Methodology information

First, the CNN was used to classify all the images of the workload in the absence of faults to get a reference to determine the impact of faults. This is golden_run.csv file.

After that, one fault injection experiment was executed for each of the 16 most significant bits bit of each element of each parameter of the CNN, as previous fault injection experiments showed that the occurrence of the considered faults in the 16 least significant bits does not impact the behaviour of the network.

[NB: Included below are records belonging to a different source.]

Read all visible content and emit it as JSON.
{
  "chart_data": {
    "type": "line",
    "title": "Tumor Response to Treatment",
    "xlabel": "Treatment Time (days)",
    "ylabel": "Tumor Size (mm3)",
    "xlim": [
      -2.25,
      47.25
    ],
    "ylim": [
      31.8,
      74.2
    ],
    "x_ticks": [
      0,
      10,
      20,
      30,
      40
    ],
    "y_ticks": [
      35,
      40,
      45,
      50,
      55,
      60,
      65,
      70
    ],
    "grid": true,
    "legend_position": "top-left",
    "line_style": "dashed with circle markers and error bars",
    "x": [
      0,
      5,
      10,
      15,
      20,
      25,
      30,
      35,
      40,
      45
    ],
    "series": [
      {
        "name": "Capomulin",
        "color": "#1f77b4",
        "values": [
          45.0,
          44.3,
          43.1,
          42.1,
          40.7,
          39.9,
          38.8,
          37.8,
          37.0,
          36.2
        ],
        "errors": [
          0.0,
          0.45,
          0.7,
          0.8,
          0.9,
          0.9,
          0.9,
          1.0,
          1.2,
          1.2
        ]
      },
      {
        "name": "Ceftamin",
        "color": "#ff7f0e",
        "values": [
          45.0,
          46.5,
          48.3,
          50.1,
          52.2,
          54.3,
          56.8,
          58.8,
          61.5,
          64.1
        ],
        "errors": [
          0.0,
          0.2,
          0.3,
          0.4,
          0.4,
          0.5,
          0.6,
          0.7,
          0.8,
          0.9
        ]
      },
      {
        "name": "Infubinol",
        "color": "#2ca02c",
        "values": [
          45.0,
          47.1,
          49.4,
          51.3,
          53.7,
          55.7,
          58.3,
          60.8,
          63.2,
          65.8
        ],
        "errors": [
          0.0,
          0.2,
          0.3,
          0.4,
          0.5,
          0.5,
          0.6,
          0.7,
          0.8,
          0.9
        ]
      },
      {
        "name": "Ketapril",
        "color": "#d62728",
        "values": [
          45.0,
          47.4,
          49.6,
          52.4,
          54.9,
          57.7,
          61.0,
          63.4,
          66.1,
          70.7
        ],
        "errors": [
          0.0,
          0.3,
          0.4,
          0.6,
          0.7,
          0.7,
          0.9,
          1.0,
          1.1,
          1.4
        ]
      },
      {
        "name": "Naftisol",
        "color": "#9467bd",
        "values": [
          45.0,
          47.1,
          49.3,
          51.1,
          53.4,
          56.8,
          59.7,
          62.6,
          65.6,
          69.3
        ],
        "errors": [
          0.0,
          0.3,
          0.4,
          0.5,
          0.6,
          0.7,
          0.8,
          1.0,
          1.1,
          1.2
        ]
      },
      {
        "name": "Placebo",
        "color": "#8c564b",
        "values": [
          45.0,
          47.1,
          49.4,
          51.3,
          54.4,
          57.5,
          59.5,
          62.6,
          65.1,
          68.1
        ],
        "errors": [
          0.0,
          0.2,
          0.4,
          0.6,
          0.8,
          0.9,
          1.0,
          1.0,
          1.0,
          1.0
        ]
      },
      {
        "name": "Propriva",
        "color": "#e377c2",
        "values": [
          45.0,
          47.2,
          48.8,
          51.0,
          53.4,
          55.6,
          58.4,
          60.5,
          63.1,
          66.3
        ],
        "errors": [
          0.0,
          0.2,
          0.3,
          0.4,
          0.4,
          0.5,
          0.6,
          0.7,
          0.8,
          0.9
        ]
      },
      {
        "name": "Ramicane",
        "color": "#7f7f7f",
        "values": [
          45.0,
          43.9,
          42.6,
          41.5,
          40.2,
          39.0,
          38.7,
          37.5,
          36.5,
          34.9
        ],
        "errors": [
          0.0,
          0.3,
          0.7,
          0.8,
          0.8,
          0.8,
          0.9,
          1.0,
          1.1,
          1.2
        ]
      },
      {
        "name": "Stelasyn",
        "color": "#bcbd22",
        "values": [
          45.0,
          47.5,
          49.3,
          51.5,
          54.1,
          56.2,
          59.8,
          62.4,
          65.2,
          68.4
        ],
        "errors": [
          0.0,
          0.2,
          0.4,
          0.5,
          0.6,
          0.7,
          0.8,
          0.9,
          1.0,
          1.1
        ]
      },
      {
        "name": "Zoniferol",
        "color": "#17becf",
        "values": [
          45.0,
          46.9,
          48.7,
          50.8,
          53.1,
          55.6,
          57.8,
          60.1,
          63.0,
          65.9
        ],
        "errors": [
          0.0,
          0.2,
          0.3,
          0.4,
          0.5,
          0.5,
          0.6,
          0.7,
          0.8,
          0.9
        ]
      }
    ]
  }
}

Each experiment consisted in:

• Affecting the bits (inverting it in case of bit-flip faults, setting it to 0 or 1 in case of stuck-at-0 or atuck-at-1 faults) identified by the mask.
• Classifying all the images of the workload in the presence of this fault. The obtained output was stored in a given .csv file.
• Removing the fault from the CNN by restoring the affected bits to its previous value.

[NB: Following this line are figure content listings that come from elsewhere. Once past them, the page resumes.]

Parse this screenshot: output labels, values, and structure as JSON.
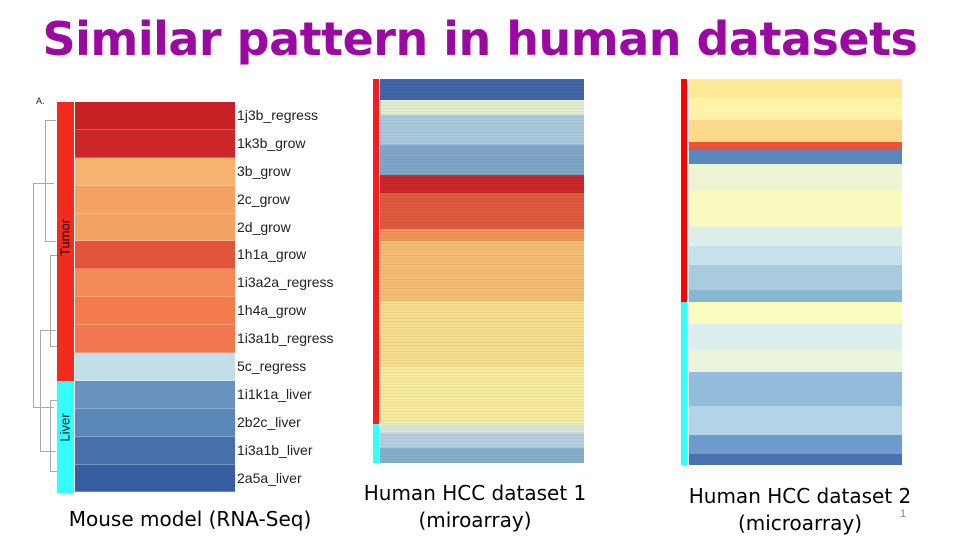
{
  "title": "Similar pattern in human datasets",
  "panel_label": "A.",
  "captions": {
    "mouse": [
      "Mouse model (RNA-Seq)"
    ],
    "hcc1": [
      "Human HCC dataset 1",
      "(miroarray)"
    ],
    "hcc2": [
      "Human HCC dataset 2",
      "(microarray)"
    ]
  },
  "page_number": "1",
  "colors": {
    "tumor": "#f52a1e",
    "liver": "#33ffff",
    "title": "#9b0aa0"
  },
  "chart_data": [
    {
      "type": "heatmap",
      "title": "Mouse model (RNA-Seq)",
      "groups": [
        {
          "name": "Tumor",
          "rows": 10,
          "color": "#f52a1e"
        },
        {
          "name": "Liver",
          "rows": 4,
          "color": "#33ffff"
        }
      ],
      "rows": [
        {
          "label": "1j3b_regress",
          "color": "#c92025"
        },
        {
          "label": "1k3b_grow",
          "color": "#cd2629"
        },
        {
          "label": "3b_grow",
          "color": "#f6b26f"
        },
        {
          "label": "2c_grow",
          "color": "#f4a263"
        },
        {
          "label": "2d_grow",
          "color": "#f4a263"
        },
        {
          "label": "1h1a_grow",
          "color": "#e1553d"
        },
        {
          "label": "1i3a2a_regress",
          "color": "#f48a58"
        },
        {
          "label": "1h4a_grow",
          "color": "#f47b4e"
        },
        {
          "label": "1i3a1b_regress",
          "color": "#f27650"
        },
        {
          "label": "5c_regress",
          "color": "#c2dfe9"
        },
        {
          "label": "1i1k1a_liver",
          "color": "#6892bf"
        },
        {
          "label": "2b2c_liver",
          "color": "#5b86b8"
        },
        {
          "label": "1i3a1b_liver",
          "color": "#4770aa"
        },
        {
          "label": "2a5a_liver",
          "color": "#365e9f"
        }
      ]
    },
    {
      "type": "heatmap",
      "title": "Human HCC dataset 1 (miroarray)",
      "groups": [
        {
          "name": "Tumor",
          "rows": 115,
          "color": "#ff1a1a"
        },
        {
          "name": "Liver",
          "rows": 13,
          "color": "#33ffff"
        }
      ],
      "bands": [
        {
          "color": "#3f66a8",
          "rows": 7
        },
        {
          "color": "#e3ebcf",
          "rows": 5
        },
        {
          "color": "#a9c8dc",
          "rows": 10
        },
        {
          "color": "#7fa6c8",
          "rows": 10
        },
        {
          "color": "#c9272a",
          "rows": 6
        },
        {
          "color": "#de5b3e",
          "rows": 12
        },
        {
          "color": "#f09458",
          "rows": 4
        },
        {
          "color": "#f5bd74",
          "rows": 20
        },
        {
          "color": "#f6dc8e",
          "rows": 22
        },
        {
          "color": "#f8eb9e",
          "rows": 19
        },
        {
          "color": "#dce6d6",
          "rows": 3
        },
        {
          "color": "#b5cfe0",
          "rows": 5
        },
        {
          "color": "#86aecd",
          "rows": 5
        }
      ]
    },
    {
      "type": "heatmap",
      "title": "Human HCC dataset 2 (microarray)",
      "groups": [
        {
          "name": "Tumor",
          "rows": 60,
          "color": "#ff0000"
        },
        {
          "name": "Liver",
          "rows": 44,
          "color": "#33ffff"
        }
      ],
      "bands": [
        {
          "color": "#fde996",
          "rows": 5
        },
        {
          "color": "#fef3a8",
          "rows": 6
        },
        {
          "color": "#fdd98a",
          "rows": 6
        },
        {
          "color": "#e8553c",
          "rows": 2
        },
        {
          "color": "#5b87bd",
          "rows": 4
        },
        {
          "color": "#eef4d3",
          "rows": 7
        },
        {
          "color": "#f8fbbd",
          "rows": 10
        },
        {
          "color": "#dbeeea",
          "rows": 5
        },
        {
          "color": "#c8e2ec",
          "rows": 5
        },
        {
          "color": "#a9cbe0",
          "rows": 7
        },
        {
          "color": "#8ab6d6",
          "rows": 3
        },
        {
          "color": "#fafbbf",
          "rows": 6
        },
        {
          "color": "#dcefef",
          "rows": 7
        },
        {
          "color": "#eaf4d8",
          "rows": 6
        },
        {
          "color": "#93bcda",
          "rows": 9
        },
        {
          "color": "#b3d3e6",
          "rows": 8
        },
        {
          "color": "#6f9dcb",
          "rows": 5
        },
        {
          "color": "#4a72b0",
          "rows": 3
        }
      ]
    }
  ]
}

List of variables (Name : Description (Possible values))

• IMGID: Integer number identifying the considered image (200-249).
• TENSORID: Integer number identiying the parameter affected by the fault (0 - No fault, 1 - conv1.w, 2 - conv1.b, 3 - conv2.w, 4 - conv2.b, 5 - fc1.w, 6 - fc1.b, 7 - fc2.w, 8 - fc2.b).
• ELEMID: Integer number identiying the element of the parameter affected by the fault (-1 - No fault, [0-2] - conv1.b, [0-74] - conv1.w, [0-5] - conv2.b, [0-149] - conv2.w, [0-146] - fc1.b, [0-43217] - fc1.w, [0-9] - fc2.b, [0-1469] - fc2.w).
• MASK: 8-digit hexadecimal number identifying those bits affected by the fault ([00000000 - No fault, FFFFFFFF - all 32 bits faulty]).
• FAULT: String identiying the type of fault (NF - No fault, BF - bit-flip, S0 - Stuck-at-0, S1 - Stuck-at-1).
• SOFTMAX: 10 decimal numbers obtained after applying the softmax function to the provided output. They represent the probability of the image of belonging to the corresponding category for classification.
• PRED: Integer number representing the category predicted for the processed image.
• LABEL: integer number representing the actual category for the processed image.